With each track on "Wonder What's Next," Chevelle manage to capture the most potent essence of a certain mood. Take opener "Family System," for instance; the main riff is absolutely sinister, and Loeffler's vocal performance adds a caustic splash of angst and bitterness. You may as well let the next track play through while you're at it, "Comfortable Liar," switches from sinister to rough-and-tough with its dense two note main-riff and Sam Loeffler's testosterone-filled drumming that could be the soundtrack to a day in prison. The title-track is strongly seductive with its timeless hook and moments of eruption that occur throughout.

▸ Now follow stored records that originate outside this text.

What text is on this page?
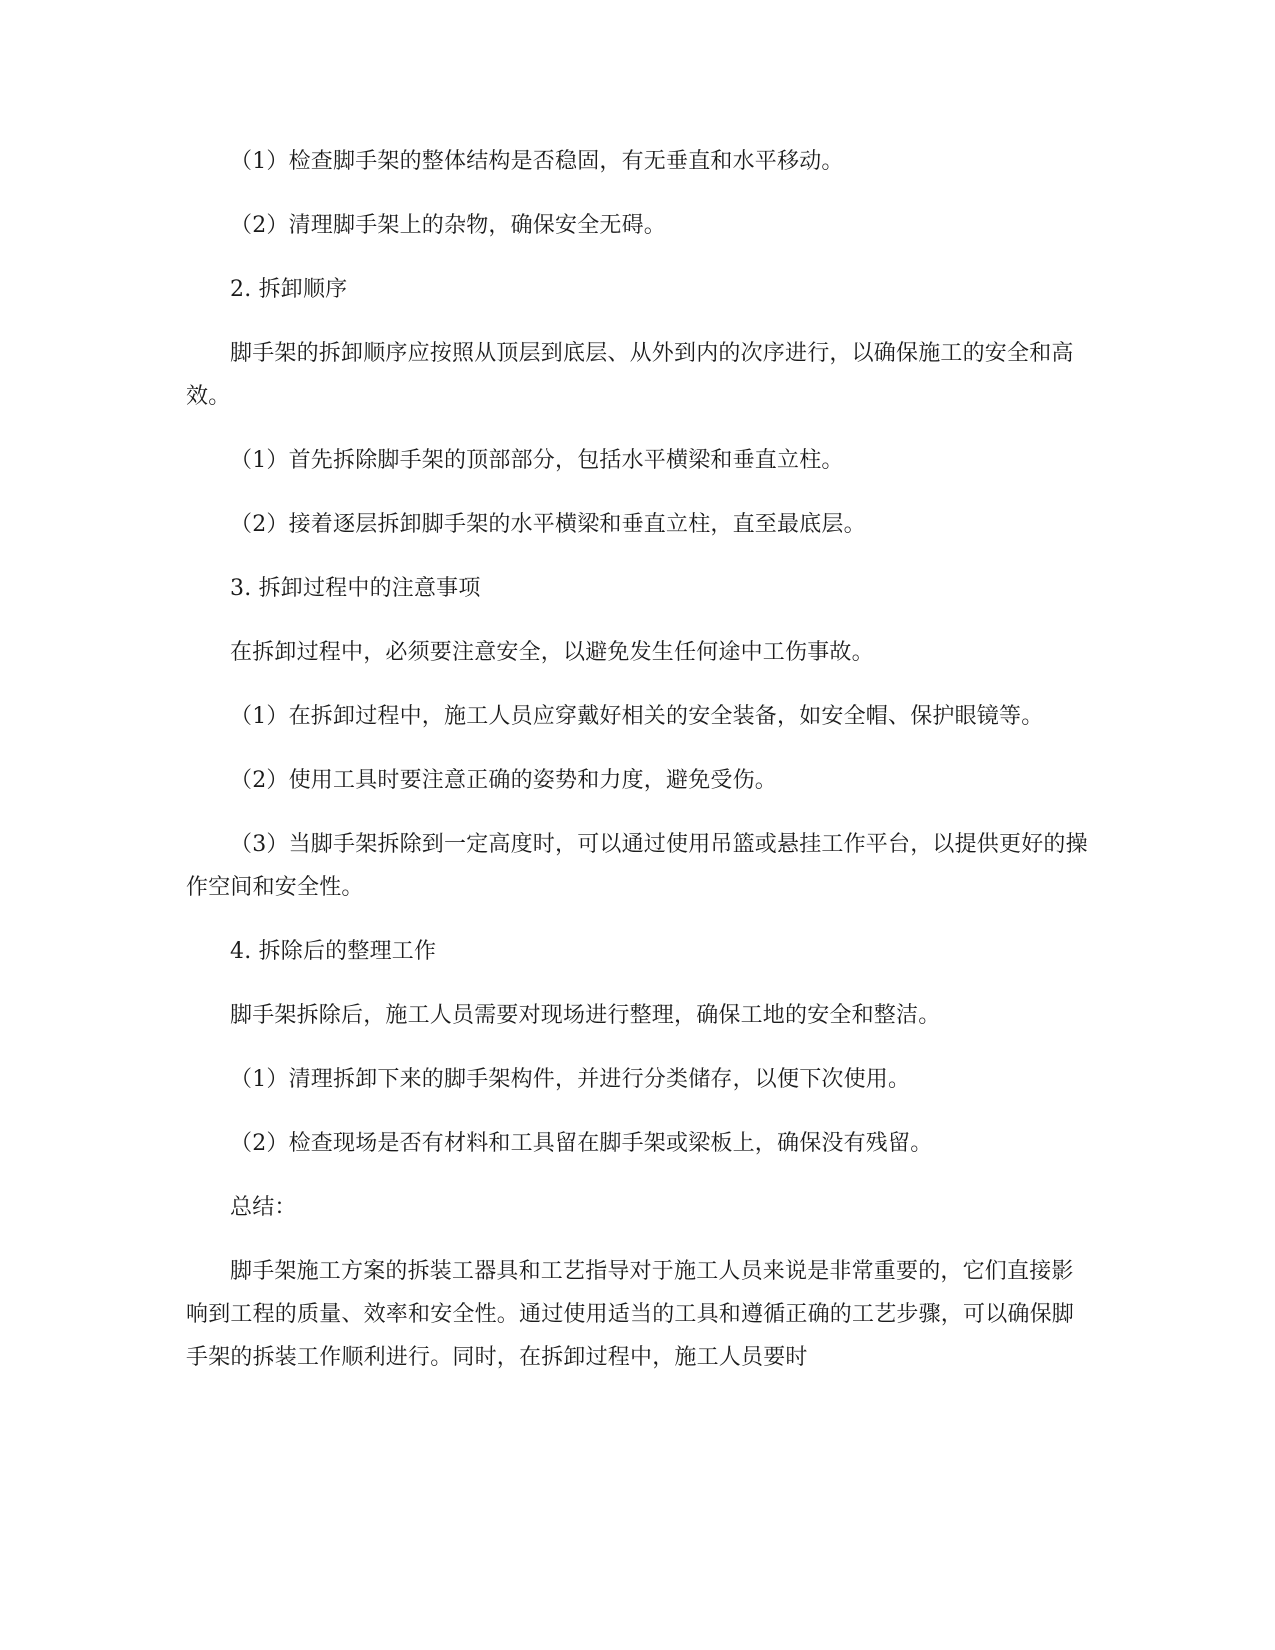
（1）检查脚手架的整体结构是否稳固，有无垂直和水平移动。

（2）清理脚手架上的杂物，确保安全无碍。

2. 拆卸顺序

脚手架的拆卸顺序应按照从顶层到底层、从外到内的次序进行，以确保施工的安全和高效。

（1）首先拆除脚手架的顶部部分，包括水平横梁和垂直立柱。

（2）接着逐层拆卸脚手架的水平横梁和垂直立柱，直至最底层。

3. 拆卸过程中的注意事项

在拆卸过程中，必须要注意安全，以避免发生任何途中工伤事故。

（1）在拆卸过程中，施工人员应穿戴好相关的安全装备，如安全帽、保护眼镜等。

（2）使用工具时要注意正确的姿势和力度，避免受伤。

（3）当脚手架拆除到一定高度时，可以通过使用吊篮或悬挂工作平台，以提供更好的操作空间和安全性。

4. 拆除后的整理工作

脚手架拆除后，施工人员需要对现场进行整理，确保工地的安全和整洁。

（1）清理拆卸下来的脚手架构件，并进行分类储存，以便下次使用。

（2）检查现场是否有材料和工具留在脚手架或梁板上，确保没有残留。

总结：

脚手架施工方案的拆装工器具和工艺指导对于施工人员来说是非常重要的，它们直接影响到工程的质量、效率和安全性。通过使用适当的工具和遵循正确的工艺步骤，可以确保脚手架的拆装工作顺利进行。同时，在拆卸过程中，施工人员要时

The record also makes it apparent that these guys can be completely unpredictable in any aspect of song structure or melody. The album's three singles "Send The Pain Below," "The Red," and "Closure," are the only cuts that use a standard verse-chorus-verse structure. "Grab Thy Hand" for example is the furthest out of all of the tracks from sticking to one familiar main-riff, and somehow doesn't give up any hints as to where the song is going, even though it stays within the boundaries of contemporary alt-metal. On the other hand, you get a track like "An Evening With El Diablo" which, upon first listen, will have any listener on the edge of their seat thinking the song is going to shift direction at some point, but the song just continues to build layers and layers of guitar playing the same melody on its single-note introductory bass-line until the track comes to a sudden end; a characteristic that frustrates a listener at first, but ultimately gives the song attitude and makes it one of the most badass on the album.
There are of course a few faults. Namely the closer "One Lonely Visitor" which seems completely out of place, not because of its acoustic nature or status as much softer than the rest of the record, but because Chevelle clearly doesn't pull this type of music off as well as their hard-hitters. Loeffler gets overly emotional with vocals and sways from being too angry for a song like this, to too upset for a song like this.
The album's length is also somewhat of a fault. It manages to feel both short and long due to the songs' average length of 4 minutes, their heavy emphasis of main-riffs, and the album's somewhat short 11-song tracklist. With more technical emphasis, each song could feel like much more than one solid riff. Many of the tracks here stick to rather simple formulas that manage to be wonderfully catchy, but usually overstay their welcome by just a moment or two. Then when the record ends, you may quickly notice there was only 11 songs, and you'll likely be hungry for more.
Despite these minor issues, this is a benchmark record for Nu and Alternative-metal for the early 2000's. Its trademark sound was mimicked and copied by various competing musicians, and eventually turned it stale, resulting in many disbanded acts and commercially unsuccessful attempts. Needless to say, as time went on, Chevelle learned more and more about how to implement their own flavor and creativity into their trademark density-based sound.